Updated: Nov 27,2014 2:42 PM     China Daily

Chinese students studying in the UK are to be recruited by a government agency to help British companies enter the Chinese market.

Exports agency UK Trade and Investment on Nov 25 launched the Great Ambassadors China program under which Chinese-speaking students will liaise with companies in Britain, helping them to understand the language, culture and the way business operates in China.

UKTI selected China as the target market for its pilot project because of the 70,000 Chinese students currently studying in Britain, the largest demographic group of overseas students in the country.

Additionally, the growing Chinese market is expected to become the largest among all emerging markets for trade and investment.

UKTI officials predict China will invest $1.25 trillion overseas over the coming 10 years.

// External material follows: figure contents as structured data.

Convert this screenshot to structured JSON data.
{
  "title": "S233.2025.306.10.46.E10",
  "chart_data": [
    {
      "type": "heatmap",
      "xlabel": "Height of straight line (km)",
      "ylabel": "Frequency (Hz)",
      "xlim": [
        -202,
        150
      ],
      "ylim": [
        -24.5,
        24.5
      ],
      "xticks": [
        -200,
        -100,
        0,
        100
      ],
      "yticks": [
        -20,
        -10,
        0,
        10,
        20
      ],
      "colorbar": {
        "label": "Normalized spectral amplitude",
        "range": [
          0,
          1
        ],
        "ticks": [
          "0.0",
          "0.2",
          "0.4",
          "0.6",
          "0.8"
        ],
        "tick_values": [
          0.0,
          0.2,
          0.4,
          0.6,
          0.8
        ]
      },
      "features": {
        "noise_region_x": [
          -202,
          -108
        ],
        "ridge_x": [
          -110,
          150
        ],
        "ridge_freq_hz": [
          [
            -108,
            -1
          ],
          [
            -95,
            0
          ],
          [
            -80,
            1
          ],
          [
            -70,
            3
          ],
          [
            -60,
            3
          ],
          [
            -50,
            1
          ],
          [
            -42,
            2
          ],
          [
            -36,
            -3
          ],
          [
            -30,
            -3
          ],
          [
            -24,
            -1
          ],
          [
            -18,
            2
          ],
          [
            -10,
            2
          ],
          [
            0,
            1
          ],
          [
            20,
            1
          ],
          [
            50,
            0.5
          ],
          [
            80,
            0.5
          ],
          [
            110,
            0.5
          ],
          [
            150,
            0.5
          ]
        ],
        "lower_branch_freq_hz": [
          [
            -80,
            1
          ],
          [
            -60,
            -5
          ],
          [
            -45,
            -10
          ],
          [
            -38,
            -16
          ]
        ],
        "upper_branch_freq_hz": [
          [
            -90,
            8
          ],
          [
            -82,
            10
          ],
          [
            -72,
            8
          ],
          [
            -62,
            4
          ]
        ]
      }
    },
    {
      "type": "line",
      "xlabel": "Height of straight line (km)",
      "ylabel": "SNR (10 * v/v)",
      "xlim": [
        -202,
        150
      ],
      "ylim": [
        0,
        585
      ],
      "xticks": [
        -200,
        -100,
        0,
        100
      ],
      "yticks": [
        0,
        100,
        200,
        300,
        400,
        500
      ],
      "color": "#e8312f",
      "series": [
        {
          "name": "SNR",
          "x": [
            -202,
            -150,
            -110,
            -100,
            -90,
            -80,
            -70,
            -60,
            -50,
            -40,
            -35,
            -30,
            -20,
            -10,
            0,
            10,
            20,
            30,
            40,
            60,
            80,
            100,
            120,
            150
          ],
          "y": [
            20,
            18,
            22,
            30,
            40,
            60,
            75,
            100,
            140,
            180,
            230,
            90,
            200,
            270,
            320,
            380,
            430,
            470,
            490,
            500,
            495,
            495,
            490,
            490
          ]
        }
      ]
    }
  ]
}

The University of Sheffield in northern England has been chosen as the host institution for the pilot project because it boasts the largest Chinese student population in Britain, as well as one of the country’s largest and most established East Asian Studies departments.

Paul White, the university’s deputy vice-chancellor, said, “I am delighted that the University of Sheffield has been chosen to be the host institution for the Great Ambassadors China pilot project and am looking forward to watching the scheme grow.”

White said the project will provide a wide range of long-term career benefits for students as well as leaving a lasting impact on the businesses involved.

“This scheme gives our Chinese-speaking students the unique opportunity to acquire valuable employable skills with innovative companies who are looking to develop and expand their trade links with China,” added White.

Lord Livingston, the trade and investment minister, said: “China offers great opportunities for UK companies of all sizes, with growing demand for brand Britain. Chinese-speaking students can help UK businesses to overcome the linguistic and cultural barriers that could stand between them and the Chinese market.”